Right-wing media figures are defending Trump’s lies about the Puerto Rican death toll 

Sarah Wasko / Media Matters

On Thursday morning, President Donald Trump tweeted that he did not believe the official death toll from Hurricanes Irma and Maria in Puerto Rico last year, claiming that Democrats inflated the number to make him look “as bad as possible.” An independent study commissioned by the Puerto Rican government estimated that nearly 3,000 people died as a result of the storms, but Trump rejected this figure, claiming the high number was just “bad politics.”

The president’s comments come as multiple states are readying to face another dangerous (and “tremendously wet”) storm, and two days after Puerto Rico Gov. Ricardo Rosselló forcefully rejected the president’s earlier assertion that the federal government’s response to Hurricane Maria was “incredibly successful.” Instead of focusing on incoming Hurricane Florence, which has the potential to cause massive damage and threaten lives on the East Coast, the president is trying to gaslight the public, asserting with absolutely no evidence that Democrats inflated the death toll in Puerto Rico. This isn’t the first time the president has taken to Twitter to lie to the American public.  

Unsurprisingly, right-wing media figures have once again answered the call to excuse the inexcusable:

Fox’s Geraldo Rivera responded to news of Trump’s tweets by arguing that it is “grotesquely unfair” to blame Trump for the federal government’s response to the hurricanes and claiming that the problem with Hurricane Maria coverage is that “intense politically motivated hatred of President Trump deflects attention from what’s really needed.”

Judicial Watch President Tom Fitton: “The dramatic increase in death toll due to hurricane in Puerto Rico is result of statistical guess work. … we should be suspicious of a guess that moves it up to nearly 3,000.”

NRATV’s Grant Stinchfield: “I’m there with Donald Trump -- I call bogus on the 3,000 deaths."

The Resurgent’s Erick Erickson: “The President would be more willing to accept the truth about the thousands dead in Puerto Rico if news outlet in the country weren't trying to blame him for the deaths.”

Breitbart White House correspondent Charlie Spiering: “He’s right. The 2,975 who died did not die ‘IN’ the storm but in six month period AFTER the storm.”

Fox News’ Cody Derespina attempted to equivocate over the “official” death toll. Using deaths that resulted from 9/11 as an analogy, he suggested that many of the hurricane deaths shouldn’t be considered in the “official tally” because many of them occurred in the months afterward.

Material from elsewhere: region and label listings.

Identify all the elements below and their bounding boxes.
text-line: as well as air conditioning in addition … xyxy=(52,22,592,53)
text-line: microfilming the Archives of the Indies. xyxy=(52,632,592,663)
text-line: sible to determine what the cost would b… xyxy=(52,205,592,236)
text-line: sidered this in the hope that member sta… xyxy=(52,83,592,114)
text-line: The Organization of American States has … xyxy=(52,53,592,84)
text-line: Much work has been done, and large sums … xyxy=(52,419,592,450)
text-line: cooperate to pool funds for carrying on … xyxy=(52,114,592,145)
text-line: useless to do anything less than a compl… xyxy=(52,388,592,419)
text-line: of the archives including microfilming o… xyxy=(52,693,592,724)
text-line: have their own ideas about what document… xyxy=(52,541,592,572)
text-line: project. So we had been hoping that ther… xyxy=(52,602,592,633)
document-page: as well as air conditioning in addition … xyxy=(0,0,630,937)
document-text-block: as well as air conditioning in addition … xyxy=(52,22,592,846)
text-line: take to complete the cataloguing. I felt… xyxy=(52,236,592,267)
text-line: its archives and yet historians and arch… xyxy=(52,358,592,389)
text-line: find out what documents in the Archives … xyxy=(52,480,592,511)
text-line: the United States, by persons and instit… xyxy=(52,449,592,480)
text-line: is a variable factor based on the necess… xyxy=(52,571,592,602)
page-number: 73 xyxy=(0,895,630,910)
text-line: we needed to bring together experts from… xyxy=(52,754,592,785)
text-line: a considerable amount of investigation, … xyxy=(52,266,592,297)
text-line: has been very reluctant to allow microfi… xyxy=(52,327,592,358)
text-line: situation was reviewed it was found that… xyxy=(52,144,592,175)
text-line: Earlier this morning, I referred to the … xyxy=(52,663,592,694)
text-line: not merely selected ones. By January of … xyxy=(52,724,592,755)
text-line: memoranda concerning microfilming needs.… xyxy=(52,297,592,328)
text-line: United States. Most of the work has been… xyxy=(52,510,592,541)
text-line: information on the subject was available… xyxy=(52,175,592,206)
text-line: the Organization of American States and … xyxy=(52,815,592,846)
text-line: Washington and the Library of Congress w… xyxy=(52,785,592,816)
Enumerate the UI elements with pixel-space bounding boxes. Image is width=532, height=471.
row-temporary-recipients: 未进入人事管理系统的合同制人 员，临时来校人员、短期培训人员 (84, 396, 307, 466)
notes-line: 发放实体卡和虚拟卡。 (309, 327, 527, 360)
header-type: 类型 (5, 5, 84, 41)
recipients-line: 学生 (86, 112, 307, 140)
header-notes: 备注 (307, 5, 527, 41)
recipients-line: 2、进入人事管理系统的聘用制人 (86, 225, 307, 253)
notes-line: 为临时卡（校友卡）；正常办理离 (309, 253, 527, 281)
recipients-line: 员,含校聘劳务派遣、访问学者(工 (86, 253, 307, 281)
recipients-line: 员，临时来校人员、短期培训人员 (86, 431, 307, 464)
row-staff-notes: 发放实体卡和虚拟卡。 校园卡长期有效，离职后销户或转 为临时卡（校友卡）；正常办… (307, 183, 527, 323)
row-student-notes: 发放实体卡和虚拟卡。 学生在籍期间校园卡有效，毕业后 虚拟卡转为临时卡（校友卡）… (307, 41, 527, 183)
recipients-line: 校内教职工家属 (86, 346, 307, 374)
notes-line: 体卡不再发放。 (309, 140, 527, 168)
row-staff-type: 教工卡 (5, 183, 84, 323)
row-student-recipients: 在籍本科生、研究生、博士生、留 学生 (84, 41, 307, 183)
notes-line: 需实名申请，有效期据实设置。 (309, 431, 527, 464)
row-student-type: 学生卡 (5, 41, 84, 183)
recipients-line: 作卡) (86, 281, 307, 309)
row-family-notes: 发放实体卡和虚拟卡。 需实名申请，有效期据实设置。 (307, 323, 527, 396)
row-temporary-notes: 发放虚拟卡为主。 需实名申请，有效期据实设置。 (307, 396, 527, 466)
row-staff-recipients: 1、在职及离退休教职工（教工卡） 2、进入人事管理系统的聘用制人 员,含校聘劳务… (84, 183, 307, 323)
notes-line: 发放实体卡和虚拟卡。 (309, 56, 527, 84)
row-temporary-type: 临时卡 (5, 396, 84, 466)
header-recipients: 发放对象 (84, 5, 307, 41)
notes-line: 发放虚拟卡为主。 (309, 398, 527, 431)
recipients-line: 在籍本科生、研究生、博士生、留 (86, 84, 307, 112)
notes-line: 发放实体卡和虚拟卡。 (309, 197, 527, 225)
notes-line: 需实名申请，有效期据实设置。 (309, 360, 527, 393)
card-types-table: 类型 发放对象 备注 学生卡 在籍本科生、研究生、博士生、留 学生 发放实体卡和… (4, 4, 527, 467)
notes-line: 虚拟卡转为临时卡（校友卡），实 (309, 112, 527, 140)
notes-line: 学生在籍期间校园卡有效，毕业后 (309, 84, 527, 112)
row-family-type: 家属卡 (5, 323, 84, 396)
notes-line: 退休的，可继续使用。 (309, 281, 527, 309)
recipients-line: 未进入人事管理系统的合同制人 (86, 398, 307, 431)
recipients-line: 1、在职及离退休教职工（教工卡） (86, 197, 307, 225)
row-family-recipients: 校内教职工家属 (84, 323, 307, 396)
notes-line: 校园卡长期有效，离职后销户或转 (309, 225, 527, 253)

Moral Majority founder Jerry Falwell: “Dems learned how to politicize natural disasters when Katrina hit New Orleans. It worked against Bush 43 so now they’re trying it against @realDonaldTrump with his response to Maria in Puerto Rico last year.”

In addition, Fox News ignored Trump's denialism for several hours, at which point the network's reporter downplayed it as Trump merely continuing his “feud with Puerto Rican officials.”